“Oh, a couple of kids—not in our house,” replies Master Cusack, by no means cordially. “Jolly cheek of them talking to you like that, though!”

“Not at all,” says the captain. “I’d like to see their race, Harry.”

But Harry has no notion of throwing his father away upon the “junior hundred yards,” and as they are now in “The Big,” in the midst of the festive assembly there congregated, he is easily able to shirk the question.

An important event is evidently just over. The company has crowded into the enclosure, and boys, ladies, gentlemen, masters are all mixed up in one great throng through which it is almost impossible for even so dexterous a tug as young Cusack to pilot his worthy relative.

The band is playing in the pavilion, distant cheers are audible in the direction of the tents, a shrill uproar is going on in the corner where the junior hundred yards is about to begin, and all around them is such a buzz of talking and laughing that Captain Cusack is fairly bewildered.

He would like to be allowed to pay his respects to the Doctor and Mrs Patrick, and to his boy’s master, and would very much like to witness the exploits of those two redoubtable chums Telson and Parson; but he is not his own master, and has to do what he is told. Young Cusack is shouting every minute to acquaintances in the crowd that he has got his father here. But every one is so wedged up that the introductions chiefly consist of a friendly nodding and waving of the hand at the crowd indefinitely from the gallant father, who would not for the world be anything but gracious to his son’s friends, but who cannot for the life of him tell which of the score of youthful faces darting sidelong glances in their direction is the particular one he is meant to be saluting. At last in the press they stumble upon one boy at close quarters, whom Cusack the younger captures forthwith.

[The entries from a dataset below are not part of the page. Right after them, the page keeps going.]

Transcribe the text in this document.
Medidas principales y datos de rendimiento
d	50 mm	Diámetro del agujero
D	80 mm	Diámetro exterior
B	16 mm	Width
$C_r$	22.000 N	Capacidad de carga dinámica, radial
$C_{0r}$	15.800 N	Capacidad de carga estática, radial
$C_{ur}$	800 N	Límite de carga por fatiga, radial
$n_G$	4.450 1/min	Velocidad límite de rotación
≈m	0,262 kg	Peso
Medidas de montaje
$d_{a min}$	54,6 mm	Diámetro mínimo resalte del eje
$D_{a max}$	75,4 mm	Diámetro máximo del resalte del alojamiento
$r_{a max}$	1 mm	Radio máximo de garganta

“Ah, Pil, I was looking for you. Here’s the—my father, I mean—R.N., you know.”

“How are you, captain?” says the newcomer. He had heard Captain Cusack was coming over, and had mentally rehearsed several times what it seemed to him would be the most appropriate salutation under the circumstances.

The captain says he is very well, and likes the look of Mr “Pil” (whose real name is Pilbury), and looks forward to a little pleasant chat with his son’s friend. But this hope is doomed to be a disappointment, for Pil is in a hurry.

“Just going to get the house tubs ready,” he says; “I’ll be back in time for the mile.”